When he gets home Dolores, the imagined Dolores in his head, gives him a rough time over the whole business, which is not surprising. I know I screwed up, OK? I let her distract me when I should have been listening, should have picked up the signs.

No, I was not hoping for more than a kiss. Dammit Dolores. You know I'd never-

I didn't let her, she just did it.

You think what you like, she's dead. That matters more to me than your misplaced jealousy.

Another drink later he can't stand the silence any more. "I'm sorry," he whispers. "I let her down, I let you down."

He thinks this will be enough to get her attention. After all, an apology from him is practically gold dust.

But there's no reply, nothing, no sound at all except the clink of a tumbler on the neck of a bottle.


He sleeps for fourteen hours and then rises in an absolutely foul temper. His siblings stay well clear. Klaus brings him coffee with a pantomime of extreme terror, but for once says nothing. None of them do, they just look at him with sad eyes and wry, pitying smiles.

Their pity is worse than their gabbling.

He drinks coffee, drinks some more, throws in a slug of whisky and drinks more.

Now he's OK. He's fine. And, even though the girl is gone, he can go and look for her soul machine. There's a chance the Registrars didn't find it in the chaos of the chase.

There's a chance it will still work, and can put him back in his old body… if he can find that.

He knows it's hopeless, even as he lies to Klaus about going out for donuts. He ignores the poor logic and the fact that sentiment is driving him to search the basement for … something.

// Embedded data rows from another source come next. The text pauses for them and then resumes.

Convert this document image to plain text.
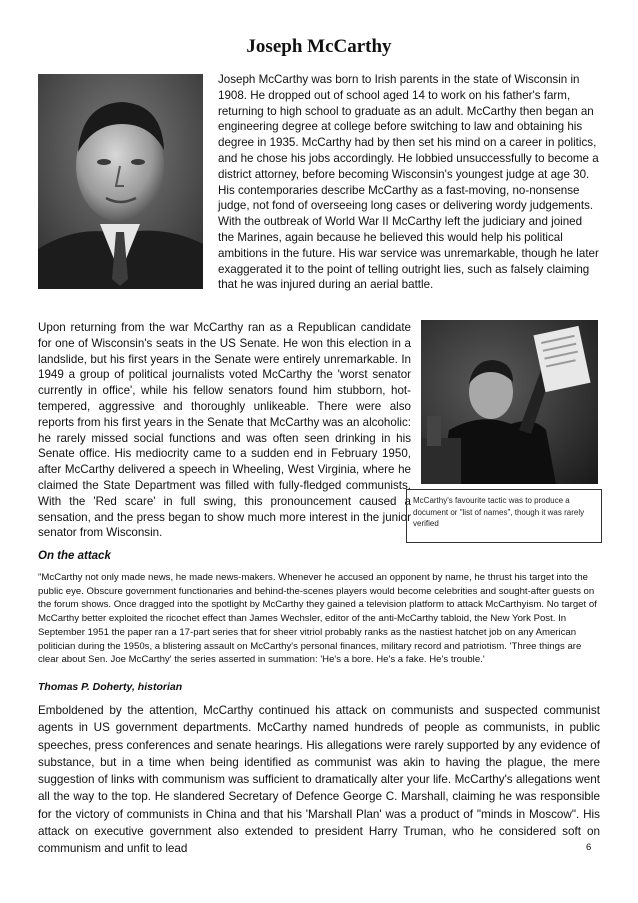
Joseph McCarthy

Joseph McCarthy was born to Irish parents in the state of Wisconsin in 1908. He dropped out of school aged 14 to work on his father's farm, returning to high school to graduate as an adult. McCarthy then began an engineering degree at college before switching to law and obtaining his degree in 1935. McCarthy had by then set his mind on a career in politics, and he chose his jobs accordingly. He lobbied unsuccessfully to become a district attorney, before becoming Wisconsin's youngest judge at age 30. His contemporaries describe McCarthy as a fast-moving, no-nonsense judge, not fond of overseeing long cases or delivering wordy judgements. With the outbreak of World War II McCarthy left the judiciary and joined the Marines, again because he believed this would help his political ambitions in the future. His war service was unremarkable, though he later exaggerated it to the point of telling outright lies, such as falsely claiming that he was injured during an aerial battle.

Upon returning from the war McCarthy ran as a Republican candidate for one of Wisconsin's seats in the US Senate. He won this election in a landslide, but his first years in the Senate were entirely unremarkable. In 1949 a group of political journalists voted McCarthy the 'worst senator currently in office', while his fellow senators found him stubborn, hot-tempered, aggressive and thoroughly unlikeable. There were also reports from his first years in the Senate that McCarthy was an alcoholic: he rarely missed social functions and was often seen drinking in his Senate office. His mediocrity came to a sudden end in February 1950, after McCarthy delivered a speech in Wheeling, West Virginia, where he claimed the State Department was filled with fully-fledged communists. With the 'Red scare' in full swing, this pronouncement caused a sensation, and the press began to show much more interest in the junior senator from Wisconsin.

McCarthy's favourite tactic was to produce a document or "list of names", though it was rarely verified
On the attack

"McCarthy not only made news, he made news-makers. Whenever he accused an opponent by name, he thrust his target into the public eye. Obscure government functionaries and behind-the-scenes players would become celebrities and sought-after guests on the forum shows. Once dragged into the spotlight by McCarthy they gained a television platform to attack McCarthyism. No target of McCarthy better exploited the ricochet effect than James Wechsler, editor of the anti-McCarthy tabloid, the New York Post. In September 1951 the paper ran a 17-part series that for sheer vitriol probably ranks as the nastiest hatchet job on any American politician during the 1950s, a blistering assault on McCarthy's personal finances, military record and patriotism. 'Three things are clear about Sen. Joe McCarthy' the series asserted in summation: 'He's a bore. He's a fake. He's trouble.'

Thomas P. Doherty, historian

Emboldened by the attention, McCarthy continued his attack on communists and suspected communist agents in US government departments. McCarthy named hundreds of people as communists, in public speeches, press conferences and senate hearings. His allegations were rarely supported by any evidence of substance, but in a time when being identified as communist was akin to having the plague, the mere suggestion of links with communism was sufficient to dramatically alter your life. McCarthy's allegations went all the way to the top. He slandered Secretary of Defence George C. Marshall, claiming he was responsible for the victory of communists in China and that his 'Marshall Plan' was a product of "minds in Moscow". His attack on executive government also extended to president Harry Truman, who he considered soft on communism and unfit to lead	6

He walks to the old mall, slouching, watching the traffic. It's weird here. No phones, no internet in your hand. He only experienced the so-called present-day for a brief period, but he liked the internet very much. Back here, everything is old school.

And because he abandoned his one true friend, and screwed up his chance of making another one, he is alone.

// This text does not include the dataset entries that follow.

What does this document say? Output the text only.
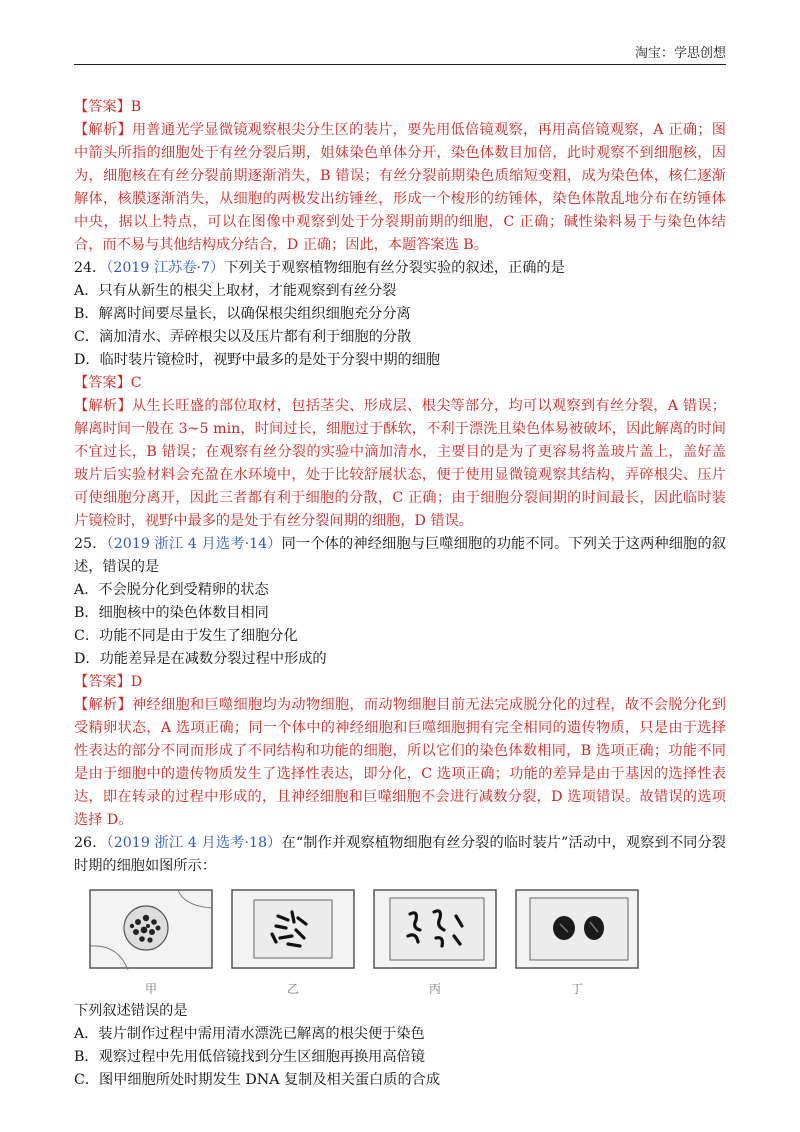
淘宝：学思创想
【答案】B
【解析】用普通光学显微镜观察根尖分生区的装片，要先用低倍镜观察，再用高倍镜观察，A 正确；图中箭头所指的细胞处于有丝分裂后期，姐妹染色单体分开，染色体数目加倍，此时观察不到细胞核，因为，细胞核在有丝分裂前期逐渐消失，B 错误；有丝分裂前期染色质缩短变粗，成为染色体，核仁逐渐解体，核膜逐渐消失，从细胞的两极发出纺锤丝，形成一个梭形的纺锤体，染色体散乱地分布在纺锤体中央，据以上特点，可以在图像中观察到处于分裂期前期的细胞，C 正确；碱性染料易于与染色体结合，而不易与其他结构成分结合，D 正确；因此，本题答案选 B。
24．（2019 江苏卷·7）下列关于观察植物细胞有丝分裂实验的叙述，正确的是
A．只有从新生的根尖上取材，才能观察到有丝分裂
B．解离时间要尽量长，以确保根尖组织细胞充分分离
C．滴加清水、弄碎根尖以及压片都有利于细胞的分散
D．临时装片镜检时，视野中最多的是处于分裂中期的细胞
【答案】C
【解析】从生长旺盛的部位取材，包括茎尖、形成层、根尖等部分，均可以观察到有丝分裂，A 错误；解离时间一般在 3~5 min，时间过长，细胞过于酥软，不利于漂洗且染色体易被破坏，因此解离的时间不宜过长，B 错误；在观察有丝分裂的实验中滴加清水，主要目的是为了更容易将盖玻片盖上，盖好盖玻片后实验材料会充盈在水环境中，处于比较舒展状态，便于使用显微镜观察其结构，弄碎根尖、压片可使细胞分离开，因此三者都有利于细胞的分散，C 正确；由于细胞分裂间期的时间最长，因此临时装片镜检时，视野中最多的是处于有丝分裂间期的细胞，D 错误。
25．（2019 浙江 4 月选考·14）同一个体的神经细胞与巨噬细胞的功能不同。下列关于这两种细胞的叙述，错误的是
A．不会脱分化到受精卵的状态
B．细胞核中的染色体数目相同
C．功能不同是由于发生了细胞分化
D．功能差异是在减数分裂过程中形成的
【答案】D
【解析】神经细胞和巨噬细胞均为动物细胞，而动物细胞目前无法完成脱分化的过程，故不会脱分化到受精卵状态，A 选项正确；同一个体中的神经细胞和巨噬细胞拥有完全相同的遗传物质，只是由于选择性表达的部分不同而形成了不同结构和功能的细胞，所以它们的染色体数相同，B 选项正确；功能不同是由于细胞中的遗传物质发生了选择性表达，即分化，C 选项正确；功能的差异是由于基因的选择性表达，即在转录的过程中形成的，且神经细胞和巨噬细胞不会进行减数分裂，D 选项错误。故错误的选项选择 D。
26．（2019 浙江 4 月选考·18）在“制作并观察植物细胞有丝分裂的临时装片”活动中，观察到不同分裂时期的细胞如图所示：
甲	乙	丙	丁
下列叙述错误的是
A．装片制作过程中需用清水漂洗已解离的根尖便于染色
B．观察过程中先用低倍镜找到分生区细胞再换用高倍镜
C．图甲细胞所处时期发生 DNA 复制及相关蛋白质的合成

Suddenly he tires of walking, and flashes directly to the department store.

By a long-odds coincidence the soul machine is on the floor in the women's changing room, right where he'd pointed it at the Registrars. He picks it up in his handkerchief, and turns it over. It appears dead.

Typical. But perhaps it can be fixed. Perhaps it holds more clues to the Registrars, or clues to aliens, and powers.

There is, ostensibly, no need to go to the basement. He's found what he came looking for.

Hasn't he?

He is in the elevator, then in the basement again, before he can justify his actions.

This time, he finds the light switch and uses it.

The place is a wreck. Store props and worthless stock. An apocalypse of unwanted things. Story of his life.

Not just your life.

Her voice, tinted lilac now like an echo. Five whirls around.

I have spent my life preventing other people living theirs. Monitoring how they used the privilege of a fresh body, punishing them if they were not worthy. Believe me, it sucks more that the soul machine.

"Where are you?" he whispers.

Now she's silent.

"Are you dead, or not? What happened?" Why can he hear her? Is this his mind again, playing tricks? Who, exactly, is he imagining?

I'm sorry, she says. I would have told you. But I was afraid you'd stop me.

From killing yourself, yes. Damn right. He puts down the soul machine, and hunts about. If she's here, he's going to find her.

That wasn't my plan. I screwed up. Have you ever screwed up, Five?

A dig, at a time like this! "You know I have."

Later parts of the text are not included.